# Visa for partner



## Happyhazel (Dec 8, 2010)

My company are setting up a Singapore company and will get me a visa however my husband is coming withe me and Im not sure how to get him a visa?
A) do I have to wait to get mine and he automatically can come on my visa but not work.
B) would he have to apply for a working visa as he intends to find a job out there?

Please advise, and also let me know where I can go to get this visa.


----------



## simonsays (Feb 11, 2009)

Happyhazel said:


> My company are setting up a Singapore company and will get me a visa however my husband is coming withe me and Im not sure how to get him a visa?
> A) do I have to wait to get mine and he automatically can come on my visa but not work.
> B) would he have to apply for a working visa as he intends to find a job out there?
> 
> Please advise, and also let me know where I can go to get this visa.


My replies are direct, and here you go .. 

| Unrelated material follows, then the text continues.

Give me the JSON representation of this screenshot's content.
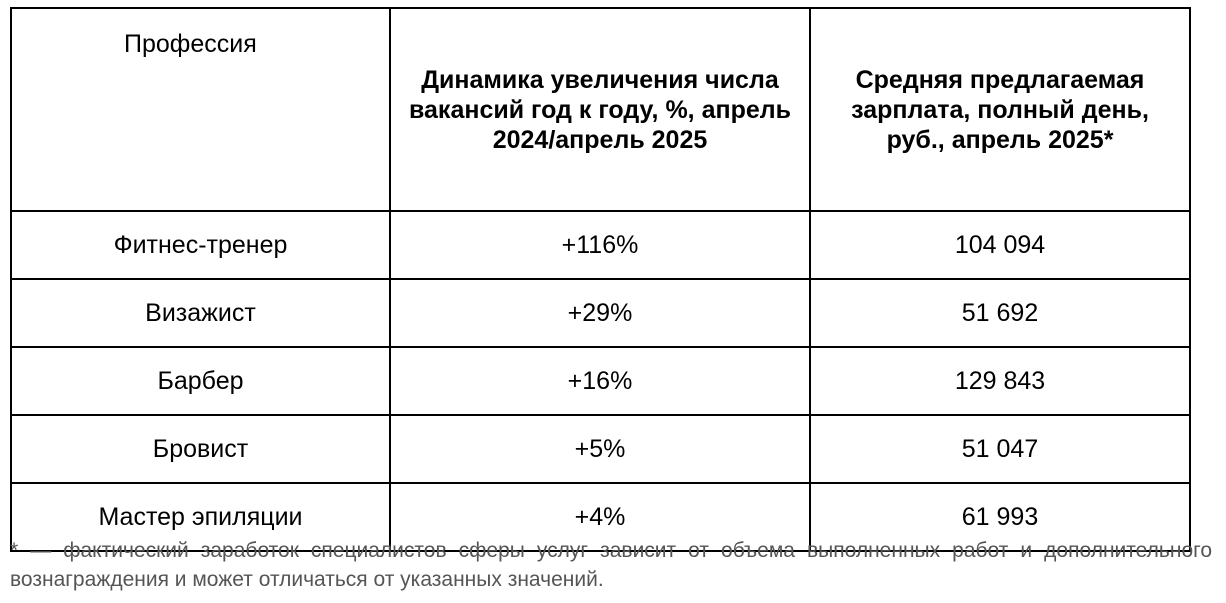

1) You dont get a visa for your husband on your Employment pass and your obtaining a visa (call it e-pass - employment pass) does not entitle anything to him - spouses are not automatically provided passes, unless applied and approved.

2) While under dependant pass - if he is granted one based on your pass, and your pass category, he can't work unless he applies for his own work pass / ep

3) Singapore DOES NOT HAVE WORKING VISA TO LOOK FOR JOBS. You need to secure a job, and then apply for a work pass / e-pass

4) Additionally, e-passes have different categories, and based on the category - the spouse gets long term visa or not

Do take some time to look up the MOM site and ICA site, and they have described all there

Ministry of Manpower Singapore

ICA - Immigration & Checkpoints Authority of Singapore


----------